This recipe is incredibly adaptable. Depending on what I have in the fridge, I change it. The mushroom, onion, and garlic, in my opinion, are the key elements. Perhaps you could even create a vegetarian version. For those who have allergies, this recipe is also a wonderful choice.
Prep Time: | 15 mins |
Cook Time: | 25 mins |
Total Time: | 40 mins |
Servings: | 4 |
Yield: | 4 servings |
Ingredients
- 2 tablespoons vegetable oil
- 1 (2 inch) cinnamon stick
- 1 teaspoon cumin seeds
- 2 pods green cardamom
- 2 whole cloves
- 1 star anise
- 1 bay leaf
- ½ onion, finely chopped
- 1 tablespoon ginger-garlic paste
- 2 tomatoes, pureed
- 1 teaspoon ground coriander
- ½ teaspoon ground turmeric
- ½ teaspoon chili powder, or to taste
- salt to taste
- 8 ounces mushrooms, thinly sliced
- ½ cup water
- 1 tablespoon cashew powder
- 1 teaspoon garam masala
- ½ teaspoon kasoori methi
Instructions
- Heat oil in a medium saucepan over medium heat. Add cinnamon, cumin seeds, green cardamom, cloves, star anise, and bay leaf. Stir to allow oil to absorb flavors and aroma, about 30 seconds.

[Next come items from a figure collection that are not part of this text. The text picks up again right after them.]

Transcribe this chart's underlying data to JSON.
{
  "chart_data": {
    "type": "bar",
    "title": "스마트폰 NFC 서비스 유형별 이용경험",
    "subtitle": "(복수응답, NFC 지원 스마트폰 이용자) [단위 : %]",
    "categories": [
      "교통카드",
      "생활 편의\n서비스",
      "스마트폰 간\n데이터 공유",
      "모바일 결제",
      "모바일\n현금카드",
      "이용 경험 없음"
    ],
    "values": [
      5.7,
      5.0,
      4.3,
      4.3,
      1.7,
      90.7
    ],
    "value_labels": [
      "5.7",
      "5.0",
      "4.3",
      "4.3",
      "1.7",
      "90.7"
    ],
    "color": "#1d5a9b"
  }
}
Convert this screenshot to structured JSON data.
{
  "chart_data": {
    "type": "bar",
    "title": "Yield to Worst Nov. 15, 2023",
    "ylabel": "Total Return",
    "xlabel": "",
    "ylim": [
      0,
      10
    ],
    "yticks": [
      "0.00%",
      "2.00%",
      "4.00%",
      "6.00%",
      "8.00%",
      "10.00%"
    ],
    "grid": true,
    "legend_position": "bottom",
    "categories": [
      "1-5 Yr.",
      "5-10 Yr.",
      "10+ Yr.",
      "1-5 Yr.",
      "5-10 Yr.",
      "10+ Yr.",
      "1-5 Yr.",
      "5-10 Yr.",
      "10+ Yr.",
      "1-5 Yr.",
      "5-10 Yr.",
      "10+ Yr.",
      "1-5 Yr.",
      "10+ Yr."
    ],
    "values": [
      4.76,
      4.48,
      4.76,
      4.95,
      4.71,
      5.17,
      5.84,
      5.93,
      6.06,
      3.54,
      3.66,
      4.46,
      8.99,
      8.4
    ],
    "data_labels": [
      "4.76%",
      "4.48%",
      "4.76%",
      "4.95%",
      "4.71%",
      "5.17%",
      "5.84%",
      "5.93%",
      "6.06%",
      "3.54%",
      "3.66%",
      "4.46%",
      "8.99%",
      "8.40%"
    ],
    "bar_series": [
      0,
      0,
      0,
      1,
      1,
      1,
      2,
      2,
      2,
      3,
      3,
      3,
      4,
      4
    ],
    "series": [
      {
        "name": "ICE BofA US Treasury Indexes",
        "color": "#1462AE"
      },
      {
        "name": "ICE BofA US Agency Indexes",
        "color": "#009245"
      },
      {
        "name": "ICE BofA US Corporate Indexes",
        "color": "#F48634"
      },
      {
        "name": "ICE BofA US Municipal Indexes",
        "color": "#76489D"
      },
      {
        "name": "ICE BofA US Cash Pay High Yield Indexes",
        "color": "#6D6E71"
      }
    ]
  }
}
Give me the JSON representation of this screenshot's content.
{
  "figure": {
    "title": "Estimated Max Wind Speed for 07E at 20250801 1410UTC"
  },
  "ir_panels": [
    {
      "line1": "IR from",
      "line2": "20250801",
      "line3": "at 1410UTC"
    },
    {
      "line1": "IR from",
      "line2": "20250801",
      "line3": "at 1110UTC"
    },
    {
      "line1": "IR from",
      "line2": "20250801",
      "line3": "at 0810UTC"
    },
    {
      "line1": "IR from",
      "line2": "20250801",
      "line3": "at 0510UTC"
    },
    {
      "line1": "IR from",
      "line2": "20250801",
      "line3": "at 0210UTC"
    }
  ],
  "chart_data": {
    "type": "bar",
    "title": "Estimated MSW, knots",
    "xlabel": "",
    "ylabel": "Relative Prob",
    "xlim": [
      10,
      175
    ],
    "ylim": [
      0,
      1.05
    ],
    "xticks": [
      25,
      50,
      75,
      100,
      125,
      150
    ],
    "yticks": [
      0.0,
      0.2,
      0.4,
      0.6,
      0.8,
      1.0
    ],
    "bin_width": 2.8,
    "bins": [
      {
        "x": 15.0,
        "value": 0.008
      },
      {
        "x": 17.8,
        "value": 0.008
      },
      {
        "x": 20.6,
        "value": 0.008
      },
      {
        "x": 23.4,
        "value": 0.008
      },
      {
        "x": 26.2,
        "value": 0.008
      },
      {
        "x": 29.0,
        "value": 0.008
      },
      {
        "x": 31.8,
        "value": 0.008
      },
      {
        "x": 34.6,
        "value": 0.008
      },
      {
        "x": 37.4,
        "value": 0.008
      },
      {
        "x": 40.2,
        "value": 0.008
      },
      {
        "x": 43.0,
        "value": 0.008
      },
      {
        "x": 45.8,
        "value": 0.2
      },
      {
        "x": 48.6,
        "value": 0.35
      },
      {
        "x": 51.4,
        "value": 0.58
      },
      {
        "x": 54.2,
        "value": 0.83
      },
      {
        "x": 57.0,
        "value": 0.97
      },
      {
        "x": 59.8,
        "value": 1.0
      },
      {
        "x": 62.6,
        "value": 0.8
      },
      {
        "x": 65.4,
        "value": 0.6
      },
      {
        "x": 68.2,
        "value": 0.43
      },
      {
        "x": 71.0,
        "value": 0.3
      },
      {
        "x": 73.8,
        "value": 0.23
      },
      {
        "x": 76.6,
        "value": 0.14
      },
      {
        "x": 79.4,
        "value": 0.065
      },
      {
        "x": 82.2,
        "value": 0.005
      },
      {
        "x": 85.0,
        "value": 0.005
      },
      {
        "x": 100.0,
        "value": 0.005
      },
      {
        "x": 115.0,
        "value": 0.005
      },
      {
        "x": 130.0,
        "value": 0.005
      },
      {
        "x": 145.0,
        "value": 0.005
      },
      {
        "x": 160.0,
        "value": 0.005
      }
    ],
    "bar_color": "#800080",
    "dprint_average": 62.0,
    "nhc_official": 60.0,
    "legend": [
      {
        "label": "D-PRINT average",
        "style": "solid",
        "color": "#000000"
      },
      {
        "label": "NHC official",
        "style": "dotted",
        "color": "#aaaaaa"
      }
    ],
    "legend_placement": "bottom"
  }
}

- Stir in onion and saute until it becomes slightly caramelized, about 10 minutes. Stir in ginger-garlic paste until smell diminishes, about 1 minute. Add tomatoes and stir for 3 to 4 minutes. Add coriander powder, turmeric, and chili powder. Allow sauce to reduce, 3 to 5 minutes. Stir in salt. Add mushrooms and stir until coated with sauce.
- Pour in water and allow mushrooms to cook in sauce until slightly soft, 5 to 7 minutes. Stir in cashew powder and garam masala and let cook, stirring, for about 2 minutes. Break kasoori methi into fine pieces and stir into meal; remove from heat, and serve.
- If cashew powder isn’t available, crush dry roasted unsalted cashews in a zip-top bag with a rolling pin.